Back to School: Study says U.S. PE multiples fell in 2014

  • Median EBITDA for buyouts declines to 8.9x in 2014
  • U.S. buyout firms complete 2,955 deals
  • Firms raise total of $189 bln

It had to happen eventually. Median EBITDA multiples fell for U.S. buyouts in 2014.

After hitting the double digits – 10x – in 2013, the median EBITDA multiple for U.S. buyouts declined to 8.9x last year, according to a report from data provider PitchBook. The debt component of the median EBITDA multiple also fell from 6.5x to 5.8x.

“Multiples are hard to quantify and should be taken with a grain of salt, especially since different segments of the market will command different multiples,” according to PitchBook’s 2015 Annual U.S. Private Equity Breakdown.

That said, high valuations put downward pressure on deal flow, forcing some private equity sponsors to stay “on the sidelines” through the fourth quarter, according to the report. U.S. private equity firms closed 625 deals worth $109 billion during the quarter, the lowest total since the first quarter of 2013.

Even with an anemic fourth quarter, however, overall deal volume increased by roughly 4 percent year-over-year, according to the report. U.S. buyout firms completed 2,955 deals amounting to $522.6 billion of total value, compared to 2,947 deals worth $501.5 billion in 2013.

The decline in EBITDA multiples may be due to firms placing greater emphasis on mid-market acquisitions, which traditionally offer lower EBITDA multiples, according to PitchBook data. “Even big firms like Carlyle and TPG did more small deals in 2014, and they expect to keep exploring the middle market in the near-medium term,” the report said.

Add-ons have become an increasingly vital part of the buyout universe over the last five years. Those deals accounted for less than half the buyouts completed in 2010, but since then have accounted for a larger percentage of deal flow each year, according to the report. U.S. firms completed 1,275 add-ons in 2014, which represents 60 percent of the total number of buyouts completed.

Fundraising holds steady

Fundraising remained strong in 2014, with 283 funds closing on $189 billion of commitments.

While that represents a decline from 2013, when U.S. firms closed on $220 billion across 287 funds, it is also significantly more than what was raised in every other year since the global financial crisis. (Buyouts previously reported that U.S. firms raised $200 billion as of mid-December.)

“It’s not much of a surprise that the PE firms found it easier to fundraise over the last two years,” the report said. “First off, while mega-funds have come back in a big way in 2013 and 2014, the number of funds to close with less than $100 million has more than doubled since a low of 51 in 2009.”

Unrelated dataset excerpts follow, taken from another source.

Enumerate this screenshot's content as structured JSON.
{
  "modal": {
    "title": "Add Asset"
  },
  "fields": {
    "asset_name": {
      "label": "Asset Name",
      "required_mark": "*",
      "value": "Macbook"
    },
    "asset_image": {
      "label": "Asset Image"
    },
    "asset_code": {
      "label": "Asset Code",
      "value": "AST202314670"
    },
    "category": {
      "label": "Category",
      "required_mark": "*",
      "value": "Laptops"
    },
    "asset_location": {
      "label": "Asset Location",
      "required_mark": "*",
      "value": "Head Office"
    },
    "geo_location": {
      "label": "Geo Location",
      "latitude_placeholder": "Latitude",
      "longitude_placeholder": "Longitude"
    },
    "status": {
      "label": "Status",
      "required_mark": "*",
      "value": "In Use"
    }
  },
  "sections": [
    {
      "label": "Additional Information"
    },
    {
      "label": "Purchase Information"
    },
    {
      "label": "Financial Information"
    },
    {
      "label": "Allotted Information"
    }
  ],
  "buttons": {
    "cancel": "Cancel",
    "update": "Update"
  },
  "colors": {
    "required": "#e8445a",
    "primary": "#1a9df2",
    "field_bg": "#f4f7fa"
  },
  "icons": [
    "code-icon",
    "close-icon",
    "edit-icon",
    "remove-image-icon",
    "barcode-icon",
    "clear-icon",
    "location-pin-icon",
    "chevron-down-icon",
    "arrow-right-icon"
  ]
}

Almost 110 small funds closed in 2014, thanks largely to how easy it has become to pitch smaller vehicles to limited partners, according to the report.

Average closing times also reflected the easier fundraising environment, with funds spending an average of 13.7 months marketing their vehicles, according to the report.

“The question now is whether this two-year trend will continue,” the report said. “There are both reasons to be optimistic and concerned. PE firms have received positive news from limited partners, some of which have begun or plan to re-evaluate shifting away some of their allocations from hedge funds.” That could free up more capital for private equity.

Still, there is a concern that too much LP money has already made its way into the asset class, leaving GPs “with more commitments than they know what to do with,” the report said.